Pawpaws produce the largest native North American fruit. the fruit of the pawpaw has an incredible tropical flavor and a custard-like texture.
How To Grow Bare-Root PawPaw Trees
# 1 | Our Pawpaw trees are shipped bare root & dormant, so the tops may appear dry. But they will come out of dormancy when the spring temperature gets warmer.
# 2 | If you feel unsure that your plant is alive, please do a gentle scratch test. Gently scratch a small amount of bark about one inch up from the base of the plant. If it is white or green under the bark it is alive!
# 3 | As you prepare your planting site, allow the roots of the plant to be kept moist, Soaking the roots in water for 1-hour prior to planting will help survival. To grow your pawpaw tree, choose a location in full sun. It should be somewhat sheltered, either by a nearby building, fence, or shrubbery, because wind can damage your pawpaw.
#4 | Decide whether you are interested in fruit. To ensure a fruit crop you'll want to plant at least two pawpaws on your property (and three is even better). Your pawpaw trees should be planted 15-25 feet apart to ensure adequate space for growth, but close enough for pollination.
#5 | Dig a hole deep enough (about 6-inches deeper than the root) so that the brittle taproot is not stressed, and wide enough that the entire root system is not compressed. You can amend with peat moss if the soil is compacted.

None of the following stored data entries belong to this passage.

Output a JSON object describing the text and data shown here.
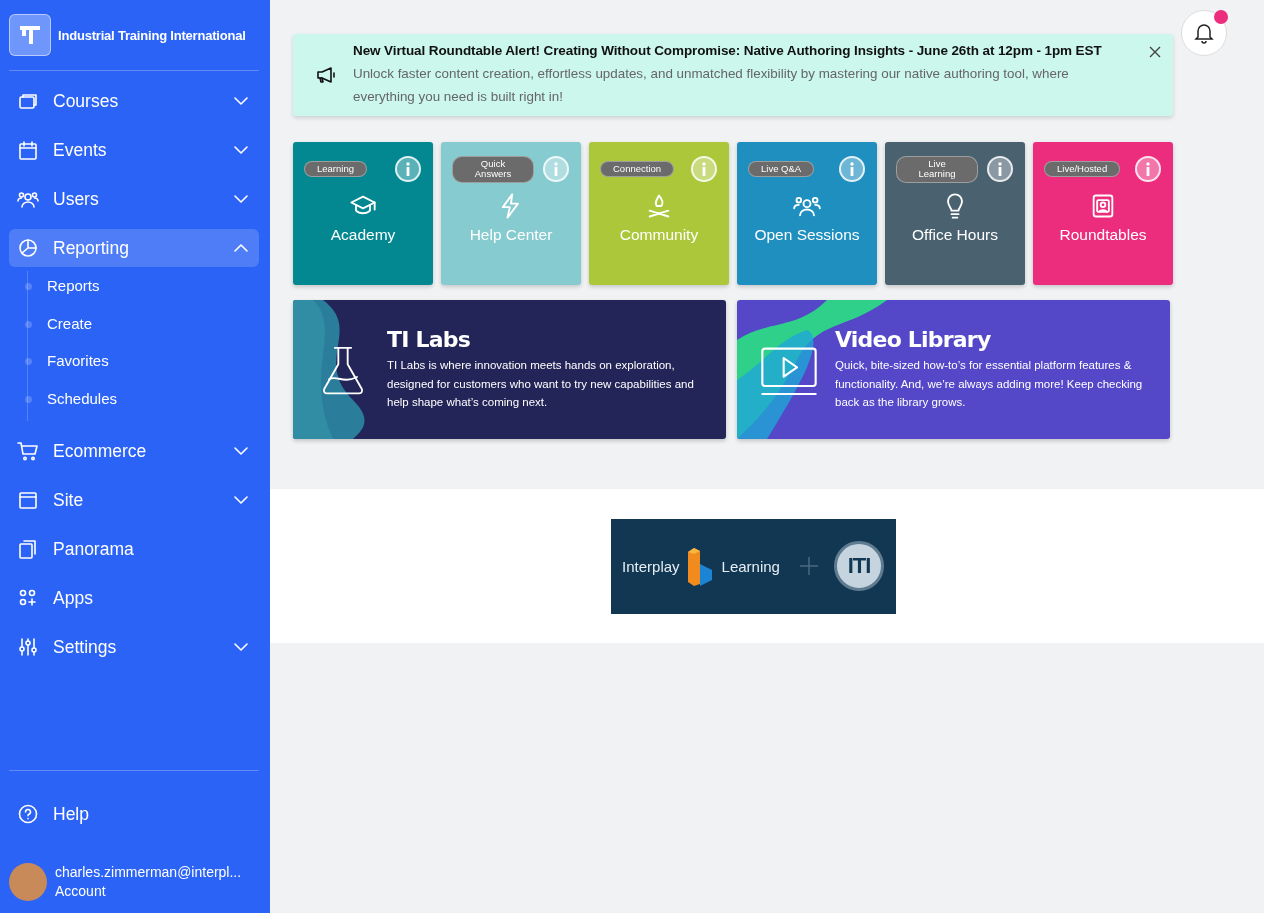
{
  "brand": {
    "name": "Industrial Training International"
  },
  "nav": [
    {
      "label": "Courses",
      "kind": "group",
      "expanded": false,
      "selected": false
    },
    {
      "label": "Events",
      "kind": "group",
      "expanded": false,
      "selected": false
    },
    {
      "label": "Users",
      "kind": "group",
      "expanded": false,
      "selected": false
    },
    {
      "label": "Reporting",
      "kind": "group",
      "expanded": true,
      "selected": true,
      "children": [
        {
          "label": "Reports"
        },
        {
          "label": "Create"
        },
        {
          "label": "Favorites"
        },
        {
          "label": "Schedules"
        }
      ]
    },
    {
      "label": "Ecommerce",
      "kind": "group",
      "expanded": false,
      "selected": false
    },
    {
      "label": "Site",
      "kind": "group",
      "expanded": false,
      "selected": false
    },
    {
      "label": "Panorama",
      "kind": "link",
      "selected": false
    },
    {
      "label": "Apps",
      "kind": "link",
      "selected": false
    },
    {
      "label": "Settings",
      "kind": "group",
      "expanded": false,
      "selected": false
    }
  ],
  "help": {
    "label": "Help"
  },
  "account": {
    "email": "charles.zimmerman@interpl...",
    "label": "Account"
  },
  "notifications": {
    "unread": true
  },
  "alert": {
    "title": "New Virtual Roundtable Alert! Creating Without Compromise: Native Authoring Insights - June 26th at 12pm - 1pm EST",
    "message": "Unlock faster content creation, effortless updates, and unmatched flexibility by mastering our native authoring tool, where everything you need is built right in!"
  },
  "tiles": [
    {
      "tag": "Learning",
      "title": "Academy",
      "color": "#038891"
    },
    {
      "tag": "Quick Answers",
      "title": "Help Center",
      "color": "#86cbcf"
    },
    {
      "tag": "Connection",
      "title": "Community",
      "color": "#adc73b"
    },
    {
      "tag": "Live Q&A",
      "title": "Open Sessions",
      "color": "#1f8fbf"
    },
    {
      "tag": "Live Learning",
      "title": "Office Hours",
      "color": "#4a6170"
    },
    {
      "tag": "Live/Hosted",
      "title": "Roundtables",
      "color": "#ec2d7d"
    }
  ],
  "promos": [
    {
      "title": "TI Labs",
      "text": "TI Labs is where innovation meets hands on exploration, designed for customers who want to try new capabilities and help shape what’s coming next."
    },
    {
      "title": "Video Library",
      "text": "Quick, bite-sized how-to’s for essential platform features & functionality. And, we’re always adding more! Keep checking back as the library grows."
    }
  ],
  "partner": {
    "left": "Interplay",
    "right": "Learning",
    "mark": "ITI"
  }
}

#5 | Backfill the hole a few inches at a time. Tamp the soil down with care so you don't damage the roots. Finish backfilling all of the way. Build a small berm, or hill, around the root zone to hold water in and direct it towards the plants.
#6 | Water your pawpaw thoroughly. Keep the soil consistantly moist the first growing season to help the roots establish.
#7 | Spread a 3-inch layer of wood, pine or bark mulch over the planting bed. Keep the mulch about 6 inches from the base of the plant to avoid introducing any disease or insect problems.